Sumário. Normatividade científica. Testes de alcoolemia. Retroatividade benéfica e gravidade objetiva. Substâncias psicoativas. Bebidas alcoólicas potáveis.
A nova redação do art. 306, do CTB, realmente nos faz pensar! Eis o tipo: “Conduzir veículo automotor, na via pública, estando com concentração de álcool por litro de sangue igual ou superior a 6 (seis) decigramas, ou sob a influência de qualquer outra substância psicoativa que determine dependência.”
Primeiramente, incumbe se destacar o critério estabelecido pelo tipo, quanto à determinação do estado de embriaguez, que agora passa a ser totalmente técnico-científico, porque o artigo considera crime a condução de automotor em via pública por alguém que tenha em seu fluxo sanguíneo, no momento, concentração alcoólica igual ou maior que 6 decigramas/litro ou sob influência de outra substância psicoativa.
Não se admitirá mais, aquela velha argüição de que o sujeito é mais ou menos resistente ao álcool. Diante disso, cumpre se afirmar que não há outra possibilidade para caracterização de se estar sob estado de embriaguez, por álcool, sem a realização da devida prova pericial mediante extração de amostra de sangue para análise ou pelo método do ar alveolar, obtido pelo equipamento etilômetro (popular bafômetro-Decreto nº 6.488/08).
A consequência dessa normatividade é, tirante sua quase induvidosa inconstitucionalidade, pela obrigatoriedade da auto-acusação (e se o indivíduo está embriagado, como pode ser considerado lúcido para concordar ou não à submissão dos testes?), a questão da retroatividade benéfica, porque anteriormente não se exigia prova técnica em escala para configuração da embriaguez, havendo inúmeros procedimentos encerrados e em curso nos quais a prova sobre a existência da embriaguez, embora pericial, foi sob a modalidade clínica, atestando o médico sobre os sinais evidenciais de ebriedade, como desarticulação oral, dificuldade motora, etc.
Assim, por exemplo, na prática, se o juiz (após a vacância) tem para julgamento autos em que somente houve laudo na modalidade clínica, terá que se deparar com o novo texto que estabelece o volume de concentração alcoólica. Logo, não há negação à embriaguez, mas não se pode contá-la como típica, porque a lei nova classifica o estado etílico a partir de 6 decigramas/litro, prova não existente em seus autos, mesmo podendo comportar o acusado, à época, limites bem superiores, mas não apurados. Ou seja, a legislação alterada não eliminou a embriaguez, mas a regulamentou escalonadamente. Portanto, se o magistrado não possui a evidência sobre o parâmetro atual, não pode considerar o quadro de embriaguez, pois absolutamente disforme do critério vigente na atualidade do julgamento.

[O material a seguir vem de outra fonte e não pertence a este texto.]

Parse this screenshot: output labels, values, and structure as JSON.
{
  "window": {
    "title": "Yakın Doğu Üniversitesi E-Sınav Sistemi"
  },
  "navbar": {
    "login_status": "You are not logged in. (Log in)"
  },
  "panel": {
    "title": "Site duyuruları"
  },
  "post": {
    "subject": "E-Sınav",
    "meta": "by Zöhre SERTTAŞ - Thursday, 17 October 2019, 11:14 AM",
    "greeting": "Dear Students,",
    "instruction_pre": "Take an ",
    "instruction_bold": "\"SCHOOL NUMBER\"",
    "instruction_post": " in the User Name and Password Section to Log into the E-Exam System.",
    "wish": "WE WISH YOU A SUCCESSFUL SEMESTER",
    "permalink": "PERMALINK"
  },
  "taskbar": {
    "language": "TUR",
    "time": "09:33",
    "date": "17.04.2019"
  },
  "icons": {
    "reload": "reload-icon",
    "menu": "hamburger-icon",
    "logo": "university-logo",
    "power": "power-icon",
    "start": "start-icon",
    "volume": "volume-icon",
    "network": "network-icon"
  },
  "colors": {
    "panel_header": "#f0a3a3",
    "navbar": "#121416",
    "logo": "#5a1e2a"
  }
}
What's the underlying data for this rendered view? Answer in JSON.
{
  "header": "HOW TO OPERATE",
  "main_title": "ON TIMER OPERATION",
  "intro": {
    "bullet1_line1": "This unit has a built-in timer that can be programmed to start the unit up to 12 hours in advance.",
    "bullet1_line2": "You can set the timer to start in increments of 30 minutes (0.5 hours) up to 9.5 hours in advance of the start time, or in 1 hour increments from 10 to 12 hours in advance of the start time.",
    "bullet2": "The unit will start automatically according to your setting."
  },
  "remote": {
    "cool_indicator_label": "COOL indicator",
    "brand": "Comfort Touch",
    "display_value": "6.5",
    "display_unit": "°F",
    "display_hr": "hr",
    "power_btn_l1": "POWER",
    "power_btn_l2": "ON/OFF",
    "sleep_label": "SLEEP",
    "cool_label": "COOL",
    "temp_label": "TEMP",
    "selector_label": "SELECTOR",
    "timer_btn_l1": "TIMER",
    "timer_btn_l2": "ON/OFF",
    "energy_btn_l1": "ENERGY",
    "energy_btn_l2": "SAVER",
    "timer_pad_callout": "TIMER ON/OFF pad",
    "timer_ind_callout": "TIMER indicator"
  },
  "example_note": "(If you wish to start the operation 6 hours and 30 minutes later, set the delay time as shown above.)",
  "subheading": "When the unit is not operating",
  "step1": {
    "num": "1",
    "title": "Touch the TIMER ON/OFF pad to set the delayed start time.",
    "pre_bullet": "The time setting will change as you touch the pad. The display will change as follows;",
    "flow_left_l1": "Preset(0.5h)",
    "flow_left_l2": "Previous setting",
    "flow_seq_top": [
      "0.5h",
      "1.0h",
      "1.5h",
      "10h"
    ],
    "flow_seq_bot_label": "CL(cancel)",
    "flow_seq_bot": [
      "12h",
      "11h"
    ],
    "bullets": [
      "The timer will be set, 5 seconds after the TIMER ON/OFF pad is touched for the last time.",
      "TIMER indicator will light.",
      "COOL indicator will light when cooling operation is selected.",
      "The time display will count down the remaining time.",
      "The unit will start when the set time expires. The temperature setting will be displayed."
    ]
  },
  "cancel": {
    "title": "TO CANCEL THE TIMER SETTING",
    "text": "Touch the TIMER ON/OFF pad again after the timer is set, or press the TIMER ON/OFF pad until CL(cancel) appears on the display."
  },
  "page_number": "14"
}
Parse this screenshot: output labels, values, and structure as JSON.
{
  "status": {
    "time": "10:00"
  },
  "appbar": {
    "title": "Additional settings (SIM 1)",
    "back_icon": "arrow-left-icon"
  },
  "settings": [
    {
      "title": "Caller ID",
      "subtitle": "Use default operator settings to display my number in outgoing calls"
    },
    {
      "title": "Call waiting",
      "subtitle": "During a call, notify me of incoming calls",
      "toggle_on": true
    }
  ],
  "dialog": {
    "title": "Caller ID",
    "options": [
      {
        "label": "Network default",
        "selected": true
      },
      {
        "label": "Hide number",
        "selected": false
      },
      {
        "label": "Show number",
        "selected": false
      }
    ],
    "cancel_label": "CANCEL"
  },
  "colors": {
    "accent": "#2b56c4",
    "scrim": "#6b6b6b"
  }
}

Como conseqüência, todos os inquéritos e processos findos ou não, em que não houve a apuração da dosagem alcoólica estão destinados ao encerramento pela atipicidade do fato (art. 5º, XL, da Constituição Federal e parágrafo único do art. 2º do Código Penal) não obstante, objetivamente, a normatividade do novo tipo seja mais grave, porque deriva apenas situação de perigo abstrato na conduta. Ou seja, se criou um paradoxo penal, eis que pelo lado do passado houve lei penal mais benéfica para os casos sem a devida prova e por outro, para o futuro, mais grave.
Outra questão tormentosa fica para as substâncias psicoativas que possam causar dependência. Evidente que para determinação e configuração de suas influências, haverá imperiosidade de prova pericial por amostra de sangue, o que, novamente, levará ao dilema da auto-incriminação e da lucidez para se submeter aos exames. Outra antinomia sobre a embriaguez é que o art. 6º, da Lei nº 11.705/08, que trouxe as modificações, considera bebidas alcoólicas, para efeitos desta Lei, as bebidas potáveis que contenham álcool em sua composição, com grau de concentração igual ou superior a meio grau Gay-Lussac. Ou seja, somente são alcoólicas as bebidas potáveis com a referida porcentagem, o que exclui os demais álcoois não potáveis existentes, mas que algumas pessoas suportam ingerir sem que, necessariamente, pela quantidade, leve à morte, acusando, porém 6 ou mais decigramas/litro.
E aí está mais um paradoxo: o indivíduo poderá dizer que conduzia embriagado mas não para o CTB, quer para fins administrativos ou penais, providenciando-se a prova para se apurar qual a substância presente no organismo. A única saída para tal dilema não existir é se considerar o art. 6º acima referido não para finalidade do CTB, mas apenas para a destinação propagandística de bebidas, de que também fala a Lei nº 11.705/08, o que não é muito simples, porque há menção expressa, no art. 1º, à sua aplicação à Lei nº 9.503/97 (CTB).
Enfim, por ora, a condução interpretativa do art. 306 não será fácil e ainda deixará muita gente tonta!